Even though the commons was not at the core of the Prinzessinnengarten at the beginning it has become a concept that is being raised in recent years. Spatially the site is composed of 3 parts: the gastronomical section, the garden and the wooden structure Die Laube. The gastronomical section has mobile food trucks and containers and a sitting area with tables and chairs. The angular setting of the small restaurants and bars, and the loose placement of tables and chairs give the impression of a makeshift process. The garden is dispersed, yet placed closer to the main entrance in a diagonal setting. With a grid plan, the raised beds are made of reused materials such as beverage cases and sacks. They provide the first encounter when entering the space together with die Laube in the background. Realised as an “extension of possibilities in the garden” die Laube generates spaces for various activities in Prinzessinnengarten. 

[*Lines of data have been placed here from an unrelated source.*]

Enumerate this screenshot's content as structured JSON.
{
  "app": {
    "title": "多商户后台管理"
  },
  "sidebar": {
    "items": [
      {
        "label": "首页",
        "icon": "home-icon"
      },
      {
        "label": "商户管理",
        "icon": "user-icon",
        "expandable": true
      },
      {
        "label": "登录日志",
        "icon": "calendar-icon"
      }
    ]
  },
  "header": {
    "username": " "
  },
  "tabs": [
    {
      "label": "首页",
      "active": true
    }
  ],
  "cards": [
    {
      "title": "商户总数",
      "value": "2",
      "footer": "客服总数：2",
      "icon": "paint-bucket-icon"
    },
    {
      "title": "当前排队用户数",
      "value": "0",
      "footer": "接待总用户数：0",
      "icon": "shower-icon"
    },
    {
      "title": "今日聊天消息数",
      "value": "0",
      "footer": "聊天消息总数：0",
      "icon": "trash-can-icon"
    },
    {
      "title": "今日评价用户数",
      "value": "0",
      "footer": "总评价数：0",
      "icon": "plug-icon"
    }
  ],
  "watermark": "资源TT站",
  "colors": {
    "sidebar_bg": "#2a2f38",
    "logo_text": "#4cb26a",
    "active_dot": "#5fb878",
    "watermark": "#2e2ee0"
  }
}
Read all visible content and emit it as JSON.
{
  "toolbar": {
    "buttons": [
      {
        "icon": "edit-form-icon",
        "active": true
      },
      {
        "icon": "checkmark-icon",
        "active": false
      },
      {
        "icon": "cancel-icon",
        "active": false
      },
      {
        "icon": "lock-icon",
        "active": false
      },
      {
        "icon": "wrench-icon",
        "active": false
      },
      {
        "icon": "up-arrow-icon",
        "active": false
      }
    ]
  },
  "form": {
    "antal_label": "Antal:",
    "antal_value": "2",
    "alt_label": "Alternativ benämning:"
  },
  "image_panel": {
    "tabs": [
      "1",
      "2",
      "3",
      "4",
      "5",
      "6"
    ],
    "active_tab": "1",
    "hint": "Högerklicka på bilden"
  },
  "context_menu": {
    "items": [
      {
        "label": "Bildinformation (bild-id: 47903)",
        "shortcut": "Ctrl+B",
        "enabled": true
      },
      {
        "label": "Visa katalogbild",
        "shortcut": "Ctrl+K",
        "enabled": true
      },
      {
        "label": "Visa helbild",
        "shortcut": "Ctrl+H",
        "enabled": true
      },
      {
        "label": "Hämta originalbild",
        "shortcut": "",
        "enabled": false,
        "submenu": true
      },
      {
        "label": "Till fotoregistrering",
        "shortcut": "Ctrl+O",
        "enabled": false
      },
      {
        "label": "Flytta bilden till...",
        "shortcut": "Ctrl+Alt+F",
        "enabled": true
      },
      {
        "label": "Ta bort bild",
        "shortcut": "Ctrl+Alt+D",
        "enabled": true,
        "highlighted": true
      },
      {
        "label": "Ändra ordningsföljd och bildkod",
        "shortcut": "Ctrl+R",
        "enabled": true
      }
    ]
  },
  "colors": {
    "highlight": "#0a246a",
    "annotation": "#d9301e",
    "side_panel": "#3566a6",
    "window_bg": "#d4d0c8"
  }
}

R-Urban is a network of structures that aims to introduce resilience into the city with productive functions. Initiated and designed by Atelier d’Architecture Autogérée (aaa) in Colombes, the R-Urban was funded
through the EU Life+ Program of Environmental Governance with the Colombes municipality as one of the partners. The main elements of R-Urban are AgroCité (urban farming unit with educational and cultural facilities), Recyclab (recycling atelier for sustainable construction), ECoHab (cooperative housing), AnimaLab (micro-farms for beekeeping and poultry). The motivation of the project is to generate a network of productive and solidarity spaces and make the urban communities more resilient to the climate crisis and financial instability. In Colombes from 2011 to 2017 except the ECoHab, the other three units were active and when the political situation changed they had to move the AgroCité to Gennevillers and also another AgroCité has been activated in Bagneaux. These two AgroCités are still in use in June 2021.